Kamil Amirul

Personal information
- Full name: Kamil Jaser Rendon Amirul
- Date of birth: February 6, 2004 (age 22)
- Place of birth: Davao City, Philippines
- Height: 1.78 m (5 ft 10 in)
- Positions: Defensive midfielder; defender;

Team information
- Current team: Penang
- Number: 4

Youth career
- Altitude Rush Soccer

Senior career*
- Years: Team / Apps / (Gls)
- 2022–2023: Azkals Development Club / 12 / (0)
- 2024–2025: Dynamic Herb Cebu / 4 / (0)
- 2026–: Penang / 6 / (0)

International career^{‡}
- 2019: Philippines U16 / 3 / (0)
- 2022: Philippines U19 / 3 / (2)
- 2023–2026: Philippines U23 / 10 / (0)

= Kamil Amirul =

Filipino footballer (born 2004)

Kamil Jaser Rendon Amirul (born 6 February 2004) is a professional footballer who plays as a defender for Malaysia Super League club Penang and the Philippines under-23 national team.

==Club career==
===Azkals Development Club===
In March 2022, Amirul signed for the Azkals Development Club in preparation for the 2022 Copa Paulino Alcantara.

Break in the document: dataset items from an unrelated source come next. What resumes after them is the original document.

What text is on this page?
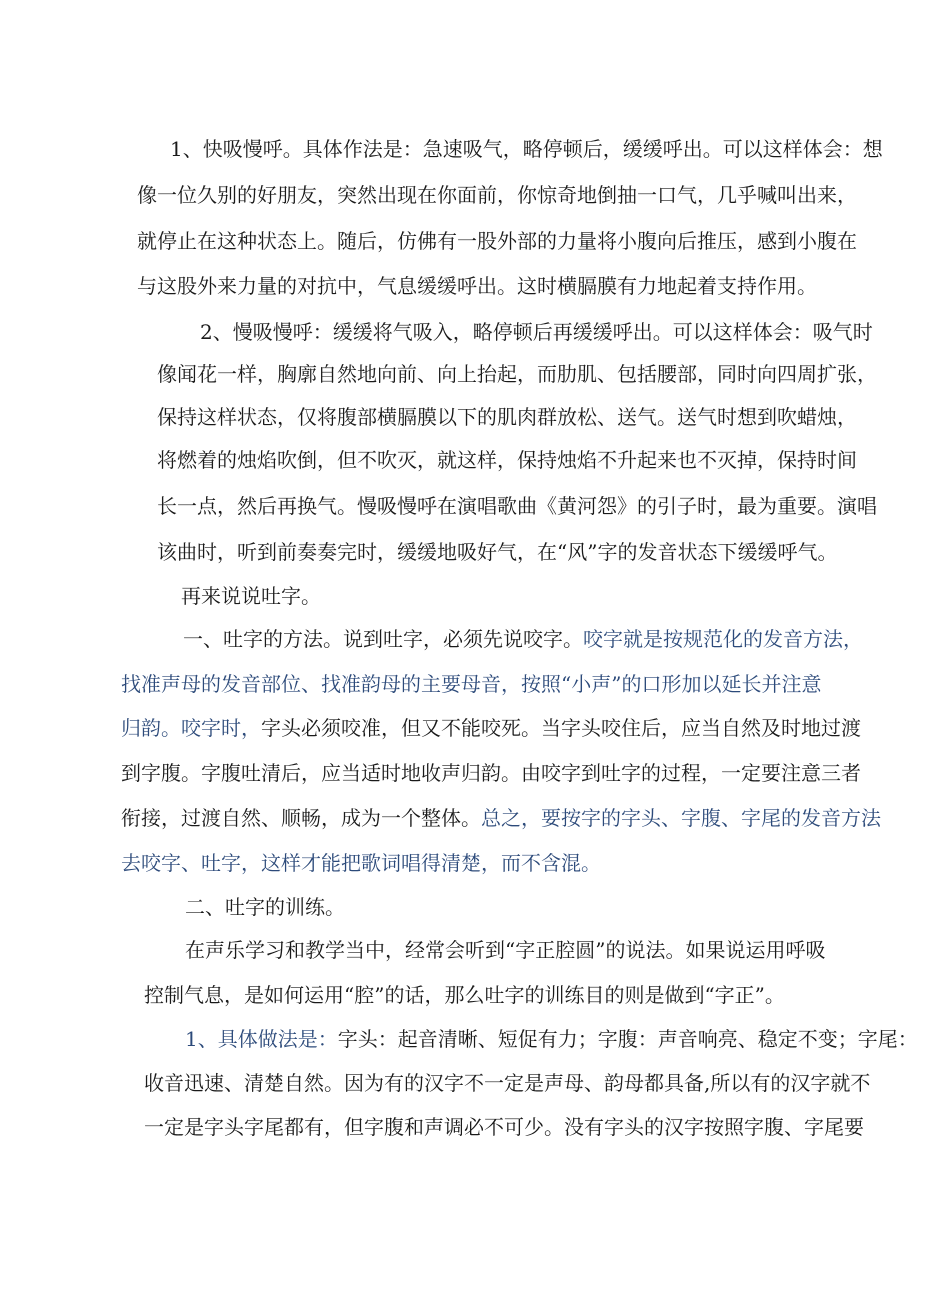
1、快吸慢呼。具体作法是：急速吸气，略停顿后，缓缓呼出。可以这样体会：想
像一位久别的好朋友，突然出现在你面前，你惊奇地倒抽一口气，几乎喊叫出来，
就停止在这种状态上。随后，仿佛有一股外部的力量将小腹向后推压，感到小腹在
与这股外来力量的对抗中，气息缓缓呼出。这时横膈膜有力地起着支持作用。
2、慢吸慢呼：缓缓将气吸入，略停顿后再缓缓呼出。可以这样体会：吸气时
像闻花一样，胸廓自然地向前、向上抬起，而肋肌、包括腰部，同时向四周扩张，
保持这样状态，仅将腹部横膈膜以下的肌肉群放松、送气。送气时想到吹蜡烛，
将燃着的烛焰吹倒，但不吹灭，就这样，保持烛焰不升起来也不灭掉，保持时间
长一点，然后再换气。慢吸慢呼在演唱歌曲《黄河怨》的引子时，最为重要。演唱
该曲时，听到前奏奏完时，缓缓地吸好气，在“风”字的发音状态下缓缓呼气。
再来说说吐字。
一、吐字的方法。说到吐字，必须先说咬字。咬字就是按规范化的发音方法，
找准声母的发音部位、找准韵母的主要母音，按照“小声”的口形加以延长并注意
归韵。咬字时，字头必须咬准，但又不能咬死。当字头咬住后，应当自然及时地过渡
到字腹。字腹吐清后，应当适时地收声归韵。由咬字到吐字的过程，一定要注意三者
衔接，过渡自然、顺畅，成为一个整体。总之，要按字的字头、字腹、字尾的发音方法
去咬字、吐字，这样才能把歌词唱得清楚，而不含混。
二、吐字的训练。
在声乐学习和教学当中，经常会听到“字正腔圆”的说法。如果说运用呼吸
控制气息，是如何运用“腔”的话，那么吐字的训练目的则是做到“字正”。
1、具体做法是：字头：起音清晰、短促有力；字腹：声音响亮、稳定不变；字尾：
收音迅速、清楚自然。因为有的汉字不一定是声母、韵母都具备,所以有的汉字就不
一定是字头字尾都有，但字腹和声调必不可少。没有字头的汉字按照字腹、字尾要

He stayed with the club for the 2022–23 Philippines Football League, though in March 2023 the club suddenly withdrew from the PFL, leaving him clubless.

===Dynamic Herb Cebu===
PFL giants Dynamic Herb Cebu signed Amirul for the 2024 Philippines Football League season, with Amirul having previously been playing for their U19 team.

===Penang===
On 9 January 2026, Amirul signed for Malaysia Super League club Penang for the 2025–26 Malaysia Super League season on a free transfer from Dynamic Herb Cebu.

==International career==
===Philippines U16===
In July 2019, Amirul received his first call up to the Philippine U16 team for the 2019 AFF U15 Championship.

===Philippines U19===
Amirul was called up again to the Philippine U19 National Team for the 2022 AFF U19 Championship. He would represent the team again in the AFC U20 Asian Cup qualifiers, where he would score his first two international goals, the first in a narrow 2–3 loss to Thailand, with his second giving the team a 1–0 over Afghanistan.

===Philippines U23===
For the 2023 SEA Games, Amirul received his first call-up to the Philippines national under-23 football team.

===Philippines===
In December 2022, Amirul was called up to the Philippines senior team for the first time for the 2022 AFF Championship, though he was not capped.